The Kaufland Case poses an interesting Predictive Maintenance challenge.
First, make sure that you understand what the goals and deliverables are. This is perhaps the most important step in the entire Data Science process. It’s crucial for the business value of the result and it ensures that you spend the little time you have on what really matters. Therefore, do not hesitate to ask anything that might not be fully clear to the Kaufland expert.
Second, the entire team should get a decent understanding of the data. Help each other understand, talk about what you find and write important points down in a structured way. Finally, make a clear plan:
– define what you want to show in the end
– define features required to reach your goal
– find dependencies
– prioritize features considering dependencies and value they add to the final result
– assign tasks, estimate them and agree on deliverables
– have one person be responsible for coordination and consolidation of deliverables into the final result
Typically, you would start with implementing data cleaning steps. I highly recommend packing any code you write into well-documented functions and classes from the very beginning. Especially when using Jupyter Notebooks people often tend to be sluggish and forget about maintainability and modularity of code. This goes at cost of collaboration effectiveness and efficiency. Also, reduce data size as soon and as much as possible since this will speed up anything you do to the data dramatically.

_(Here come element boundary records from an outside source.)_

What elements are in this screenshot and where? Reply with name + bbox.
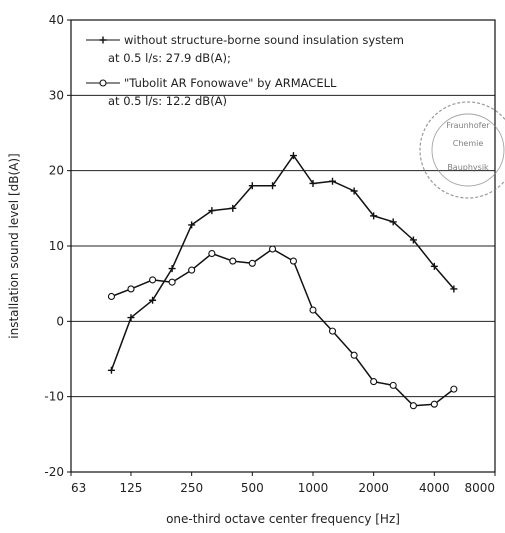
series-1-point-9 — [289, 152, 297, 160]
x-tick-label-0: 63 — [71, 481, 86, 495]
series-2-point-10 — [309, 306, 317, 314]
stamp-inner-ring — [431, 113, 505, 187]
x-tick-label-5: 2000 — [358, 481, 389, 495]
x-axis-ticks: 63 125 250 500 1000 2000 4000 8000 — [70, 472, 496, 495]
certification-stamp: Fraunhofer Chemie Bauphysik — [419, 101, 505, 199]
x-tick-label-3: 500 — [241, 481, 264, 495]
series-1-point-11 — [329, 177, 337, 185]
series-1-point-7 — [248, 182, 256, 190]
legend-label-1: without structure-borne sound insulation… — [124, 33, 404, 47]
y-tick-label-3: 10 — [49, 239, 64, 253]
series-1-point-10 — [309, 179, 317, 187]
series-2-point-7 — [248, 259, 256, 267]
series-2-point-0 — [107, 292, 115, 301]
series-1-point-17 — [450, 285, 458, 293]
series-2-point-3 — [168, 278, 176, 286]
y-tick-label-0: -20 — [44, 465, 64, 479]
series-2-point-6 — [229, 257, 237, 265]
series-1 — [107, 152, 458, 374]
series-2-point-12 — [350, 351, 358, 359]
x-tick-label-6: 4000 — [419, 481, 450, 495]
legend-label-2: "Tubolit AR Fonowave" by ARMACELL — [124, 76, 337, 90]
series-2-point-1 — [127, 285, 135, 293]
y-tick-label-2: 0 — [56, 314, 64, 328]
legend: without structure-borne sound insulation… — [86, 33, 404, 108]
series-1-point-13 — [370, 212, 378, 220]
y-tick-label-6: 40 — [49, 13, 64, 27]
legend-label-2-detail: at 0.5 l/s: 12.2 dB(A) — [108, 94, 227, 108]
x-tick-label-7: 8000 — [464, 481, 495, 495]
y-tick-label-4: 20 — [49, 164, 64, 178]
series-1-line — [110, 154, 455, 371]
stamp-text-2: Chemie — [453, 139, 484, 148]
series-1-point-5 — [208, 207, 216, 215]
series-2-point-15 — [409, 402, 417, 410]
series-2-point-9 — [289, 257, 298, 265]
stamp-outer-ring — [419, 101, 505, 199]
series-2-point-13 — [370, 378, 378, 386]
legend-label-1-detail: at 0.5 l/s: 27.9 dB(A); — [108, 51, 231, 65]
series-2-line — [111, 248, 455, 407]
series-2-point-11 — [328, 327, 337, 335]
series-2-point-8 — [268, 245, 277, 253]
series-1-point-2 — [149, 296, 157, 304]
series-1-point-6 — [229, 204, 237, 212]
grid — [71, 94, 495, 398]
y-axis-ticks: -20 -10 0 10 20 30 40 — [44, 13, 71, 479]
series-2-point-5 — [208, 249, 216, 258]
series-2-point-4 — [188, 266, 196, 274]
series-2-point-2 — [149, 276, 157, 284]
series-1-point-16 — [430, 262, 438, 270]
stamp-text-3: Bauphysik — [447, 163, 489, 172]
series-1-point-4 — [188, 221, 196, 229]
x-tick-label-2: 250 — [180, 481, 203, 495]
legend-marker-2 — [99, 79, 107, 87]
legend-entry-2: "Tubolit AR Fonowave" by ARMACELL at 0.5… — [86, 76, 337, 108]
stamp-text-1: Fraunhofer — [446, 121, 490, 130]
legend-entry-1: without structure-borne sound insulation… — [86, 33, 404, 65]
series-1-point-12 — [350, 187, 358, 195]
legend-marker-1 — [99, 36, 107, 44]
series-1-point-3 — [168, 265, 176, 273]
x-tick-label-4: 1000 — [298, 481, 329, 495]
y-axis-label: installation sound level [dB(A)] — [7, 153, 21, 338]
series-2-point-17 — [450, 385, 458, 393]
series-2-point-16 — [430, 400, 438, 408]
series-1-point-15 — [409, 236, 417, 244]
series-layer — [107, 152, 458, 410]
x-axis-label: one-third octave center frequency [Hz] — [166, 512, 400, 526]
series-2-point-14 — [389, 381, 397, 389]
y-tick-label-1: -10 — [44, 390, 64, 404]
series-1-point-14 — [389, 218, 397, 226]
series-1-point-1 — [127, 314, 135, 322]
x-tick-label-1: 125 — [120, 481, 143, 495]
y-tick-label-5: 30 — [49, 88, 64, 102]
series-2 — [107, 245, 458, 410]
series-1-point-0 — [107, 366, 115, 374]
series-1-point-8 — [269, 182, 277, 190]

Next, you would likely dive into the analysis and modeling. The case description provides you with a couple of good suggestions on what to look at. Nevertheless, it is up to you what you want to investigate in detail and what your final solution looks like. Eventually, you should have a model that detects disruptive events based on sensor data before they happen. But that’s usually not everything. Put yourself in the business’ perspective and understand what they would be interested in on top of predicting events. Here are a couple of ideas and hints of interesting aspects to look into:
Identify anomalies in the sensor values. Do identified anomalies correlate with repair events time-wise? Did strong anomalies result in repairs? Does this let you infer “labels” for anomalies? Could we have predicted these anomalies or repairs (build a model that does so)?
Can we differentiate between kinds of anomalies (e.g. through clustering, investigating particular sensor values…)?
Do sensor values behave similarly across devices or does each device have its own profile? This might tell you whether you can use one model for all devices or if you need to build a model for every single or every cluster of devices.
From a methodological/technical perspective, keep in mind that it’s time series data. Therefore, make sure to use appropriate modeling approaches. Furthermore, in case you decide on framing the challenge as an anomaly detection problem, you might want to look into Autoencoders (especially Deep Recurrent/LSTM Autoencoders). However, take your computational resources and the available amount of data into account when choosing a modeling approach (especially when it comes to Deep Learning). No matter what you eventually choose, it is important to show the validity and robustness of your solution. Therefore, it is crucial that you choose the right target metrics and evaluate your approaches following best practices. Similarly, provide evidence or at least solid arguments for every claim you make.
Once your analysis is complete and you have a working model, you need to create the final deliverable. First, create a thorough report where you show what you have done and why, discuss your findings, show model performance and provide recommendations/next steps. Your report should be valuable to the business, hence you should make it fit-for-purpose and not focus on technical details too much (you can always put them in the appendix). Structure it well and have it follow a story. Then, if you still have time, go the extra mile: create some kind of product prototype. This could be a very simple web frontend using e.g. tkinter (Python) that allows a laymen end-user to trigger model predictions.